Остался в советской России, переживал тяжелейшую депрессию и покончил с
собой.
39 Переписка А. Н. Толстого: В 2 т. Т. 1. М., 1989, с. 276-277.
40 И. Эренбург. Жизнь и гибель Николая Курбова. Берлин, 1923, с. 136.
41 Указ. соч. с. 224.
А. Н. Толстой. Между небом и землёй (очерки нравов литературной
Москвы)
Ветер1 несильными порывами крутил пыль по раскаленной мостовой, крутил,
завивал в легкие, сейчас же опадающие, столбы обрывки афиш, воззваний,
декретов, обязательных постановлений.
Углы и выступы домов, окна, вывески, монастырская стена, дощатый забор
на брошенном строиться здании - повсюду, - вся Москва была заклеена
пестрыми листами бумаги. Черные, красные, лиловые буквы то кричали о
ярости, грозили уничтожить, стереть с лица земли, то вопили о
необыкновенных поэтах и поэтессах, по ночам выступающих в кафе; были
надписи совсем уж непонятные: "Каратака и Каратакэ", что впоследствии
оказалось пьеской в стиле Рабле, поставленной в театрике на 25 человек
зрителей; говорят, комиссар народного просвещения был в восторге от
представления2.
Не было хлеба, мяса, сахару, на улицах попадались шатающиеся от
истощения люди, с задумчивыми, до жуткости красивыми глазами; на
вокзалах по ночам расстреливали привозивших тайком муку, и огромный,
раскаленный полуденным солнцем город, полный народу, питался только
этими пестрыми листами бумаги3, расклеенными по всем домам. Недаром во
главе управления страной стояли бывшие журналисты.

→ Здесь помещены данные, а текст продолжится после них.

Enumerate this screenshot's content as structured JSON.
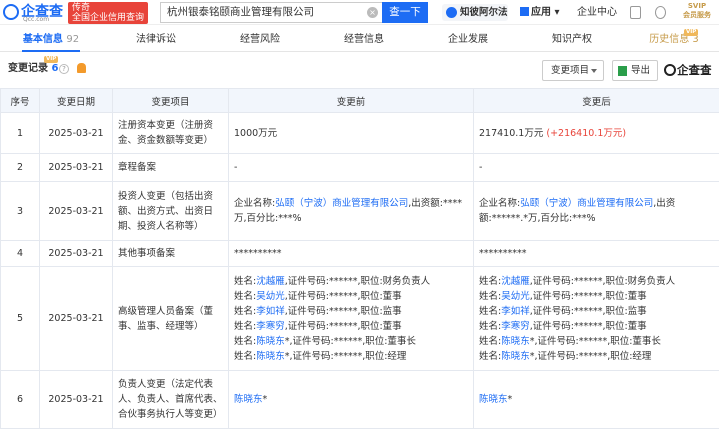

С кряканьем,завыванием проносились автомобили, в облаках гари и пыли
мелькали свирепые, решительные лица. Свирепые и решительные молодые
люди, с винтовками, дулом вниз, перекинутыми через плечо4, при шпорах и
шашках, с обнаженными крепкими шеями, в измятых, маленьких картузах,
стояли на перекрестках улиц, прохаживались по бульварам среди множества
одетых в белое молоденьких женщин.
Широкий липовый бульвар, видный с площади во всю длину, казался
волнующим полем черно-белых цветов. В раковине оркестра, настойчиво
фальшивя какой-то одной трубой, играл марш - "Дни нашей жизни". Так же,
как в прошлую, как в позапрошлую весну - раздувались белые юбки,
тосковало от музыки сердце, улыбались худенькие лица, блестели глаза.

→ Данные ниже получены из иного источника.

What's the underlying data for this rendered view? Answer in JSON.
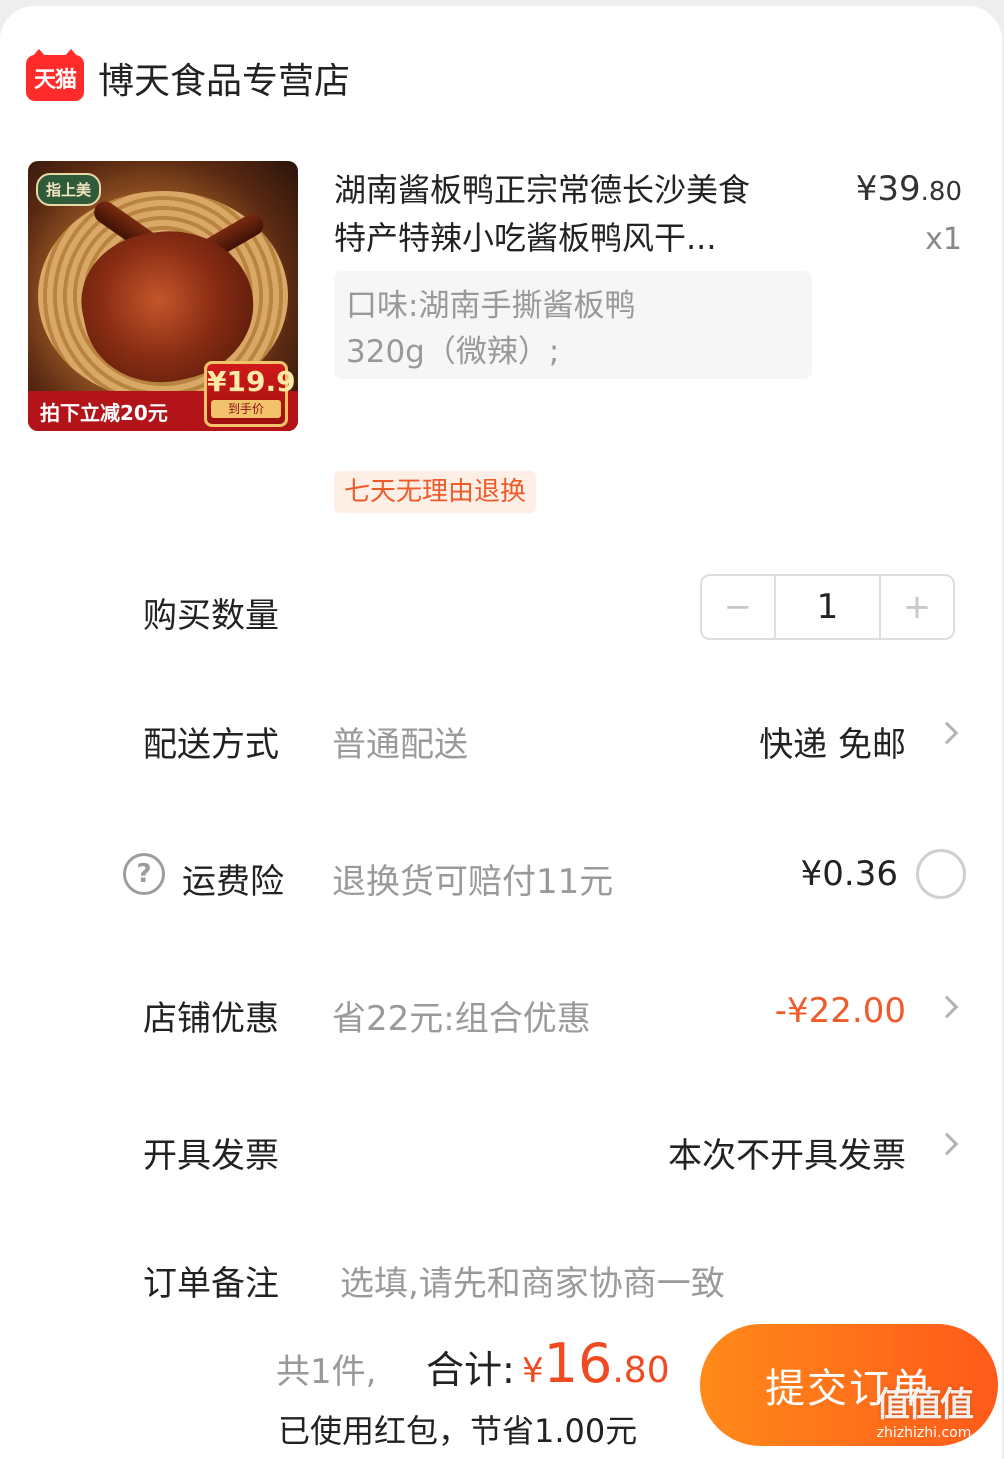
{
  "shop": {
    "logo_text": "天猫",
    "name": "博天食品专营店"
  },
  "product": {
    "title_line1": "湖南酱板鸭正宗常德长沙美食",
    "title_line2": "特产特辣小吃酱板鸭风干...",
    "price_symbol": "¥",
    "price_int": "39",
    "price_cents": ".80",
    "quantity_label": "x1",
    "sku_line1": "口味:湖南手撕酱板鸭",
    "sku_line2": "320g（微辣）;",
    "return_tag": "七天无理由退换",
    "thumb": {
      "brand": "指上美",
      "promo": "拍下立减20元",
      "badge_price": "¥19.9",
      "badge_label": "到手价"
    }
  },
  "rows": {
    "quantity": {
      "label": "购买数量",
      "minus": "−",
      "value": "1",
      "plus": "+"
    },
    "delivery": {
      "label": "配送方式",
      "sub": "普通配送",
      "value": "快递 免邮"
    },
    "insurance": {
      "label": "运费险",
      "help": "?",
      "sub": "退换货可赔付11元",
      "value": "¥0.36"
    },
    "discount": {
      "label": "店铺优惠",
      "sub": "省22元:组合优惠",
      "value": "-¥22.00",
      "value_color": "#ef5b2a"
    },
    "invoice": {
      "label": "开具发票",
      "value": "本次不开具发票"
    },
    "note": {
      "label": "订单备注",
      "placeholder": "选填,请先和商家协商一致"
    }
  },
  "footer": {
    "count": "共1件,",
    "total_label": "合计:",
    "total_symbol": "¥",
    "total_int": "16",
    "total_cents": ".80",
    "savings": "已使用红包，节省1.00元",
    "submit": "提交订单"
  },
  "watermark": {
    "logo": "值值值",
    "url": "zhizhizhi.com"
  },
  "colors": {
    "accent": "#ef4a22",
    "button_start": "#ff8a1a",
    "button_end": "#ff5a1a"
  }
}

Целое поколение девушек безнадежно ждало вольной и тихой жизни. Но
история продолжала опыты5.
Под деревьями на лотках продавали ваксу и шнурки, чистили сапоги,
набивали на стоптанные каблуки резинки. Худой, сутулый человек, в
золотых очках, разложил на ящике несколько кусочков сахару, две сухие
рыбки и папиросы. На солнцепеке изящная девушка, с серыми, серьезными
глазами и нежной улыбкой, - лицо ее затенено полями шляпы - протягивала
гуляющим номер газеты, где с первой до шестой страницы повторялось:
"Убивать, убивать, убивать! Да здравствует мировая справедливость!" Так
писали бывшие журналисты, слишком долго, в свое время, сидевшие без дела
в парижских кабаках… Их энергия была так велика, что не подвернись
чехо-словаки, они расстреливали бы учителей и родительские комитеты за
одну только букву ять.
За деревьями со скрежетом проносились набитые людьми трамваи. Цокали
копыта кавалеристов. Через площадь брел пыльный столб и рассыпался6. В
конце бульвара высоко на гребне полуразрушенной стены сгоревшего дома
стоял седой человек, не спеша вонзал лом между кирпичами, и они летели
вниз в облаке извести, а он взбирался выше, отирал лоб и снова
принимался за работу. Старик один уже несколько недель разрушал огромный
остов дома, доканчивал то,что было сделано 29 октября, когда в пылающих
окнах метались люди с ружьями, лезли вниз, срывались на мостовую, где их
убивали частыми выстрелами7.
Таков был Тверской бульвар в один из дней террора, в июне8.
ІІ
По боковой аллее, по влажному песку, покрытому зыбкими зайчиками света,
шел высокий, широкоплечий юноша; слегка вьющиеся волосы его лежали
шапкой на круглой, ловко посаженной голове; лицо было мягкое и смелое;
на руке он держал старенький пиджак; многие из встречных молодых женщин
внимательно оглядывали его, оборачивались вслед; но он шел, не
поворачивая головы, и только брови его слишком уж хмурились над
веселыми, серыми глазами9. Его звали Посадов Алексей Иванович. В Москву
он приехал дня три назад по своему важному, душевному делу.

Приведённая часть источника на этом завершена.